Let's See Real Tokenization in Python!

Here's how to actually tokenize text using the tiktoken library (OpenAI's tokenizer):

# script_id: day_003_tokenization/basic_tokenization
# Install: pip install tiktoken

import tiktoken

# Get the tokenizer for GPT-4o
encoder = tiktoken.encoding_for_model("gpt-4o")

# Let's tokenize some text!
text = "Hello, how are you doing today?"

# Encode text to tokens
tokens = encoder.encode(text)
print(f"Text: {text}")
print(f"Tokens: {tokens}")
print(f"Number of tokens: {len(tokens)}")

# Output:
# Text: Hello, how are you doing today?
# Tokens: [9906, 11, 1268, 527, 499, 3815, 3432, 30]
# Number of tokens: 8

Decoding Tokens Back to Text

# script_id: day_003_tokenization/decode_tokens
import tiktoken

encoder = tiktoken.encoding_for_model("gpt-4o")

text = "Hello, how are you doing today?"
tokens = encoder.encode(text)

# Decode each token individually to see what it represents
for token in tokens:
    decoded = encoder.decode([token])
    print(f"Token {token} = '{decoded}'")

# Output:
# Token 9906 = 'Hello'
# Token 11 = ','
# Token 1268 = ' how'
# Token 527 = ' are'
# Token 499 = ' you'
# Token 3815 = ' doing'
# Token 3432 = ' today'
# Token 30 = '?'

Notice how most tokens include the leading space? That's a design choice in GPT tokenizers!


Tokenization Surprises

Let's explore some interesting tokenization behaviors:

Example 1: Numbers

# script_id: day_003_tokenization/tokenize_numbers
import tiktoken

encoder = tiktoken.encoding_for_model("gpt-4o")

# Numbers can be tricky!
numbers = ["42", "1000", "123456789"]

for num in numbers:
    tokens = encoder.encode(num)
    print(f"'{num}' = {len(tokens)} tokens: {tokens}")

# Output:
# '42' = 1 tokens: [2983]
# '1000' = 1 tokens: [1041]
# '123456789' = 3 tokens: [4513, 10961, 19608]
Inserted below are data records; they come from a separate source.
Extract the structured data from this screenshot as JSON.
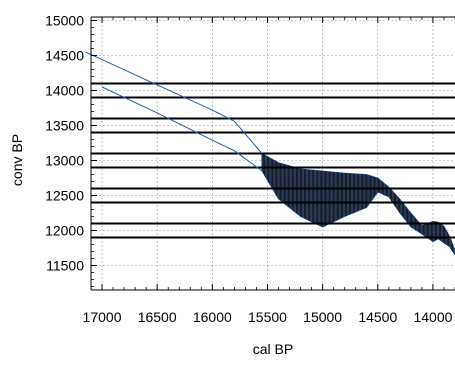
{
  "chart_data": {
    "type": "line",
    "title": "",
    "xlabel": "cal BP",
    "ylabel": "conv BP",
    "x_reversed": true,
    "xlim": [
      17100,
      13800
    ],
    "ylim": [
      11150,
      15050
    ],
    "x_ticks": [
      17000,
      16500,
      16000,
      15500,
      15000,
      14500,
      14000
    ],
    "y_ticks": [
      11500,
      12000,
      12500,
      13000,
      13500,
      14000,
      14500,
      15000
    ],
    "x_tick_labels": [
      "17000",
      "16500",
      "16000",
      "15500",
      "15000",
      "14500",
      "14000"
    ],
    "y_tick_labels": [
      "11500",
      "12000",
      "12500",
      "13000",
      "13500",
      "14000",
      "14500",
      "15000"
    ],
    "grid": true,
    "colors": {
      "series": "#1f5fbf",
      "band": "#000000",
      "grid": "#9a9a9a",
      "lines": "#000000"
    },
    "horizontal_lines": [
      14100,
      13900,
      13600,
      13400,
      13100,
      12900,
      12600,
      12400,
      12100,
      11900
    ],
    "series": [
      {
        "values_x": [
          17150,
          16500,
          16000,
          15800,
          15550
        ],
        "values_y": [
          14550,
          14080,
          13720,
          13560,
          13100
        ]
      },
      {
        "values_x": [
          17000,
          16500,
          16000,
          15800,
          15550
        ],
        "values_y": [
          14050,
          13680,
          13290,
          13140,
          12850
        ]
      }
    ],
    "band": {
      "x": [
        15550,
        15400,
        15200,
        15000,
        14800,
        14600,
        14500,
        14400,
        14300,
        14200,
        14100,
        14000,
        13950,
        13900,
        13850,
        13800
      ],
      "upper": [
        13100,
        12970,
        12880,
        12850,
        12820,
        12800,
        12750,
        12620,
        12450,
        12250,
        12070,
        12130,
        12120,
        12060,
        11920,
        11720
      ],
      "lower": [
        12850,
        12450,
        12200,
        12050,
        12200,
        12330,
        12550,
        12480,
        12250,
        12050,
        11950,
        11840,
        11880,
        11820,
        11770,
        11650
      ]
    }
  }
}
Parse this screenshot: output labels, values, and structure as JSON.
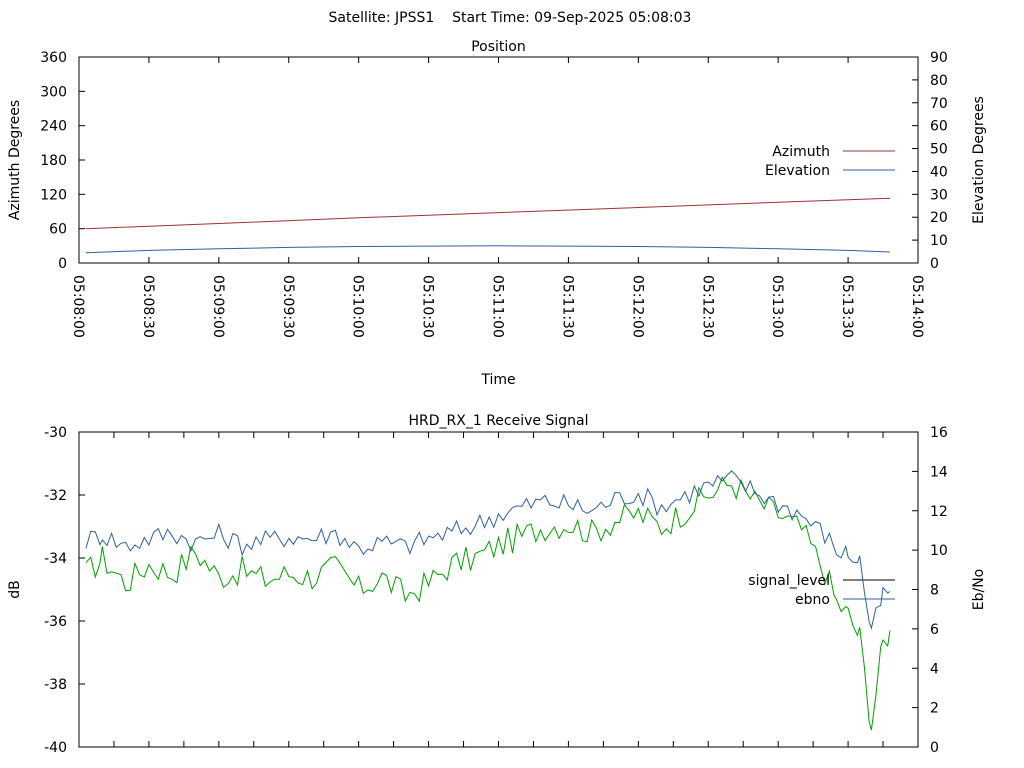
{
  "header": {
    "title": "Satellite: JPSS1    Start Time: 09-Sep-2025 05:08:03"
  },
  "chart_data": [
    {
      "type": "line",
      "title": "Position",
      "xlabel": "Time",
      "ylabel": "Azimuth Degrees",
      "y2label": "Elevation Degrees",
      "ylim": [
        0,
        360
      ],
      "y2lim": [
        0,
        90
      ],
      "yticks": [
        "0",
        "60",
        "120",
        "180",
        "240",
        "300",
        "360"
      ],
      "y2ticks": [
        "0",
        "10",
        "20",
        "30",
        "40",
        "50",
        "60",
        "70",
        "80",
        "90"
      ],
      "xticks": [
        "05:08:00",
        "05:08:30",
        "05:09:00",
        "05:09:30",
        "05:10:00",
        "05:10:30",
        "05:11:00",
        "05:11:30",
        "05:12:00",
        "05:12:30",
        "05:13:00",
        "05:13:30",
        "05:14:00"
      ],
      "xlim": [
        "05:08:00",
        "05:14:00"
      ],
      "grid": false,
      "legend_position": "right",
      "series": [
        {
          "name": "Azimuth",
          "axis": "y1",
          "color": "#a03030",
          "x": [
            "05:08:03",
            "05:09:00",
            "05:10:00",
            "05:11:00",
            "05:12:00",
            "05:13:00",
            "05:13:48"
          ],
          "values": [
            60,
            69,
            79,
            88,
            97,
            106,
            113
          ]
        },
        {
          "name": "Elevation",
          "axis": "y2",
          "color": "#3060a0",
          "x": [
            "05:08:03",
            "05:08:30",
            "05:09:00",
            "05:09:30",
            "05:10:00",
            "05:10:30",
            "05:11:00",
            "05:11:30",
            "05:12:00",
            "05:12:30",
            "05:13:00",
            "05:13:30",
            "05:13:48"
          ],
          "values": [
            4.5,
            5.5,
            6.2,
            6.8,
            7.2,
            7.4,
            7.5,
            7.4,
            7.2,
            6.8,
            6.2,
            5.5,
            4.8
          ]
        }
      ]
    },
    {
      "type": "line",
      "title": "HRD_RX_1 Receive Signal",
      "xlabel": "",
      "ylabel": "dB",
      "y2label": "Eb/No",
      "ylim": [
        -40,
        -30
      ],
      "y2lim": [
        0,
        16
      ],
      "yticks": [
        "-40",
        "-38",
        "-36",
        "-34",
        "-32",
        "-30"
      ],
      "y2ticks": [
        "0",
        "2",
        "4",
        "6",
        "8",
        "10",
        "12",
        "14",
        "16"
      ],
      "xlim": [
        "05:08:00",
        "05:14:00"
      ],
      "grid": false,
      "legend_position": "right",
      "series": [
        {
          "name": "signal_level",
          "axis": "y1",
          "color": "#00a000",
          "legend_color": "#000000",
          "x": [
            "05:08:03",
            "05:08:10",
            "05:08:20",
            "05:08:30",
            "05:08:40",
            "05:08:50",
            "05:09:00",
            "05:09:10",
            "05:09:20",
            "05:09:30",
            "05:09:40",
            "05:09:50",
            "05:10:00",
            "05:10:10",
            "05:10:20",
            "05:10:30",
            "05:10:40",
            "05:10:50",
            "05:11:00",
            "05:11:10",
            "05:11:20",
            "05:11:30",
            "05:11:40",
            "05:11:50",
            "05:12:00",
            "05:12:10",
            "05:12:20",
            "05:12:30",
            "05:12:40",
            "05:12:50",
            "05:13:00",
            "05:13:10",
            "05:13:20",
            "05:13:25",
            "05:13:30",
            "05:13:35",
            "05:13:40",
            "05:13:45",
            "05:13:48"
          ],
          "values": [
            -34.5,
            -34.0,
            -34.8,
            -34.2,
            -34.5,
            -33.8,
            -34.6,
            -34.4,
            -34.7,
            -34.5,
            -34.6,
            -34.3,
            -35.0,
            -34.6,
            -35.2,
            -34.8,
            -34.2,
            -34.0,
            -33.6,
            -33.3,
            -33.0,
            -32.9,
            -33.2,
            -32.8,
            -32.6,
            -33.0,
            -32.5,
            -32.0,
            -31.6,
            -32.2,
            -32.6,
            -33.1,
            -34.4,
            -35.4,
            -35.8,
            -36.5,
            -39.3,
            -36.7,
            -36.3
          ]
        },
        {
          "name": "ebno",
          "axis": "y2",
          "color": "#3060a0",
          "x": [
            "05:08:03",
            "05:08:10",
            "05:08:20",
            "05:08:30",
            "05:08:40",
            "05:08:50",
            "05:09:00",
            "05:09:10",
            "05:09:20",
            "05:09:30",
            "05:09:40",
            "05:09:50",
            "05:10:00",
            "05:10:10",
            "05:10:20",
            "05:10:30",
            "05:10:40",
            "05:10:50",
            "05:11:00",
            "05:11:10",
            "05:11:20",
            "05:11:30",
            "05:11:40",
            "05:11:50",
            "05:12:00",
            "05:12:10",
            "05:12:20",
            "05:12:30",
            "05:12:40",
            "05:12:50",
            "05:13:00",
            "05:13:10",
            "05:13:20",
            "05:13:25",
            "05:13:30",
            "05:13:35",
            "05:13:40",
            "05:13:45",
            "05:13:48"
          ],
          "values": [
            10.5,
            10.8,
            10.2,
            10.6,
            10.9,
            10.4,
            10.8,
            10.3,
            10.5,
            10.7,
            10.6,
            10.9,
            10.1,
            10.4,
            10.2,
            10.6,
            10.9,
            11.3,
            11.8,
            12.2,
            12.5,
            12.3,
            12.0,
            12.6,
            12.9,
            12.2,
            12.8,
            13.3,
            13.6,
            13.0,
            12.4,
            11.8,
            10.8,
            10.0,
            9.8,
            9.5,
            5.8,
            7.7,
            7.9
          ]
        }
      ]
    }
  ]
}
Large numbers get split into multiple tokens!

Example 2: Different Languages

# script_id: day_003_tokenization/tokenize_languages
import tiktoken

encoder = tiktoken.encoding_for_model("gpt-4o")

texts = [
    "Hello world",      # English
    "Bonjour monde",    # French
    "こんにちは世界",      # Japanese
    "مرحبا بالعالم",    # Arabic
]

for text in texts:
    tokens = encoder.encode(text)
    print(f"'{text}' = {len(tokens)} tokens")

# Output:
# 'Hello world' = 2 tokens
# 'Bonjour monde' = 3 tokens
# 'こんにちは世界' = 5 tokens
# 'مرحبا بالعالم' = 8 tokens

Non-English text often uses more tokens because the tokenizer was trained primarily on English!

Example 3: Code vs Text

# script_id: day_003_tokenization/tokenize_code_vs_text
import tiktoken

encoder = tiktoken.encoding_for_model("gpt-4o")

# Prose
prose = "The function calculates the sum of two numbers."
prose_tokens = encoder.encode(prose)

# Code
code = "def calculate_sum(a, b): return a + b"
code_tokens = encoder.encode(code)

print(f"Prose ({len(prose)} chars): {len(prose_tokens)} tokens")
print(f"Code ({len(code)} chars): {len(code_tokens)} tokens")

# Prose (47 chars): 9 tokens
# Code (38 chars): 14 tokens

Code often requires more tokens than natural language!